There is probably a simpler solution using Ampere's Law, which is the magnetic equivalent of Gauss' Law.
Consider a long thin rectangular circuit ABCDA around any one of the wires which carries current $I$. Side AB corresponds to the x axis in the diagram. By Ampere's Law the line integral of $B.dl$ around the circuit ABCDA is $\mu_0 I$, where $I$ is the enclosed current.
Now imagine that the rectangle is stretched further so that AB and CD become infinitely long. Although the magnetic field is parallel to BC and DA at these sides, it is very weak because these sides are so very far away from the wire, and they are very much shorter than the sides AB and CD. Almost all of the contribution to the line integral comes from AB and CD, and almost none from DA and BC. So in the limit as AB and CD become infinitely long, the line integral around circuit ABCDA is equal to the sum of the line integrals along AB and CD.
The wire is equidistant from AB and CD. By symmetry the line integrals along AB and CD are equal, so the infinite line integral along AB is $\frac12 \mu_0 I$. Note that this does not depend on the distance of the wire from the x axis AB.

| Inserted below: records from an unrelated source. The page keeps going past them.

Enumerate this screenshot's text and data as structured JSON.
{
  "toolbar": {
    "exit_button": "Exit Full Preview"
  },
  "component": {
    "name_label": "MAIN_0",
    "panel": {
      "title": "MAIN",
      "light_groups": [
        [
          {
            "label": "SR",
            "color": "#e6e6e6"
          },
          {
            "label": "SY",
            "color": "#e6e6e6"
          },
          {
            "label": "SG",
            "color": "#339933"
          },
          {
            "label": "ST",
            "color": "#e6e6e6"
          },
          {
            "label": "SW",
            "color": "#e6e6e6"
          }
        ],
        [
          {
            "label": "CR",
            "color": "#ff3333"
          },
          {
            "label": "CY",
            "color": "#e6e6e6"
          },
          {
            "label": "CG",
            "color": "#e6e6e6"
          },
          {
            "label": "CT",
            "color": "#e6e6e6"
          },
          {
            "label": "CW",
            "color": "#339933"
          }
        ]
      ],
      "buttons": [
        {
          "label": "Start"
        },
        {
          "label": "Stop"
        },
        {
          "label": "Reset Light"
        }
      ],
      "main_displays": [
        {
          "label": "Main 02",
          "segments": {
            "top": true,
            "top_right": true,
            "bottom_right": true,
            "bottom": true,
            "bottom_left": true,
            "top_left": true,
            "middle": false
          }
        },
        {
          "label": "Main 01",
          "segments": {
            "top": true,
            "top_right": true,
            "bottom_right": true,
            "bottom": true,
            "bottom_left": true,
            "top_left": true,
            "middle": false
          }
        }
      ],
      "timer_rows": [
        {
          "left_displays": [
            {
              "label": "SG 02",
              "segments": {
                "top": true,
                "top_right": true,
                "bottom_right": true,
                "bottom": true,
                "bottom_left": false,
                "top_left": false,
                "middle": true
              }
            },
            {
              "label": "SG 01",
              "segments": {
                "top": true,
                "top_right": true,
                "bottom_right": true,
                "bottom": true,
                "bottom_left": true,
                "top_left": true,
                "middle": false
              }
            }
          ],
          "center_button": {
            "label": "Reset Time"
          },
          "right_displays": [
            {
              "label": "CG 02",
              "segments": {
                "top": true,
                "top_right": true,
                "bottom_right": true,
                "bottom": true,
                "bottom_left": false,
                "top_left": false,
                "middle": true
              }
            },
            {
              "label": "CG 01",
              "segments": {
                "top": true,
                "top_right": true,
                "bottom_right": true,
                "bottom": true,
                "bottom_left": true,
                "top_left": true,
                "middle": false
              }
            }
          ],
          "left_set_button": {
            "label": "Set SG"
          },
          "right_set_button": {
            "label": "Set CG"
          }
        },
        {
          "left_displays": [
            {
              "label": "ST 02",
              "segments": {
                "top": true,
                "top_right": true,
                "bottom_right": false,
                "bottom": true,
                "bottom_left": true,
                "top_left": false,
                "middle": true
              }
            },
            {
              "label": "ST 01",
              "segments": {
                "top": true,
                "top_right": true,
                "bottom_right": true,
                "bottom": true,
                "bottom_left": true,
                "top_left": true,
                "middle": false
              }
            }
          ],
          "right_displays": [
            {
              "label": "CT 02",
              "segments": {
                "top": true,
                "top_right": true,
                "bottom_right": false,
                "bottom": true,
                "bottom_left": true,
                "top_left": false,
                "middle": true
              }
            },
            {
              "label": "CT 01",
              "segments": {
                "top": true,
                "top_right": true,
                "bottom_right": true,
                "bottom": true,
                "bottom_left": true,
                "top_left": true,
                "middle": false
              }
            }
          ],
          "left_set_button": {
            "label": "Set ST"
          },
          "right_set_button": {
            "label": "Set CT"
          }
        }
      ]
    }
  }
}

The same reasoning can be applied to all of the currents in the diagram. The currents below the x axis point into the page, so these line integrals are also +ve in the direction AB. Using the superposition theorem, the line integral due to the magnetic fields of all the wires is $\frac12 \mu_0 $ times the sum of the currents.
All that remains for you to do is to sum an infinite geometric series of decreasing currents. Since this is a multiple choice question, you don't even have to do that. The line integral will be +ve and greater than $\frac12 \mu_0$ because the total current $I$ is greater than $1A$. There is only one option which meets these criteria.